Galileo's Dialogo, 1632

Title page, Dialogo di Galileo Galilei, 1632

Galileo Galilei, Dialogue Concerning the Two Chief World Systems.  Florence, 1632.  Title page with dedication and printer's device (Landini).

These pages come from what is undoubtedly the most significant early printed work in the PSU library collection: Galileo Galilei’s Dialogue Concerning the Two Chief World Systems. Published in 1632, the book is a fictive dialogue regarding the nature of the cosmos. Beyond its scientific interest, it is also of broad historical importance given that it was directly responsible for its author’s arrest, trial, and condemnation.

Although Copernicanism—the idea that the planets revolved around the sun—had been formally declared heretical in 1616, Galileo became emboldened enough to defend it again as his old friend Maffeo Barberini was elevated to the papacy as Pope Urban VIII in 1623.  The argument is presented as a simple dialogue about the relative merits of a heliocentric or geocentric solar system between Salviati (a Galilean), Simplicio (the church’s view), and Sagredo (an impartial observer). But in reality, the book effectively dismantles common anti-Copernican arguments, and puts the most foolish lines in the mouth of Simplicio, the church’s stand-in.
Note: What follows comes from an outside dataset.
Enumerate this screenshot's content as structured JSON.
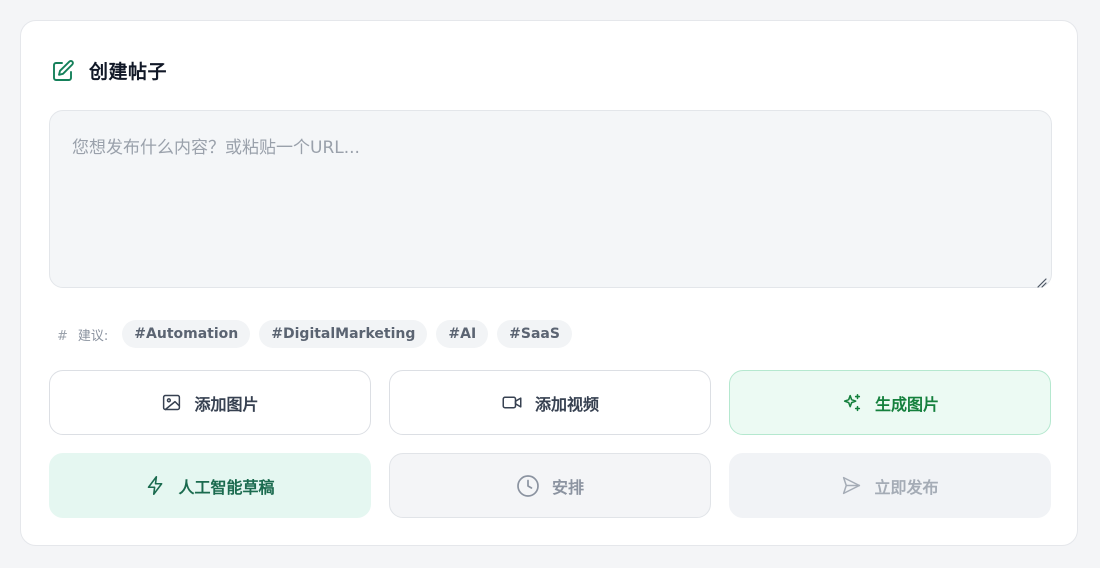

Frontispiece, Dialogo di Galileo Galilei, 1632

The frontispiece, created by renowned engraver Stefano della Bella, shows representatives of each of these schools: Ptolemy and Aristotle, defenders, of a geocentric universe, in debate with Copernicus, who represented the Galilean heliocentric view.  (Each is neatly labeled along the hem of his garment.)  The book is dedicated to author’s powerful patron, Ferdinand II, the Grand Duke of Tuscany, whose emblem—three balls—appears in the upper part of the engraving.

In Galileo’s case, however, even a powerful protector was unable to prevent the author’s eventual condemnation and house arrest at the hands of the Roman inquisition in 1633—as well as the banning of this very book. PSU’s volume appears to have come from the collection of Stillman Drake, the greatest Galileo scholar of the twentieth century.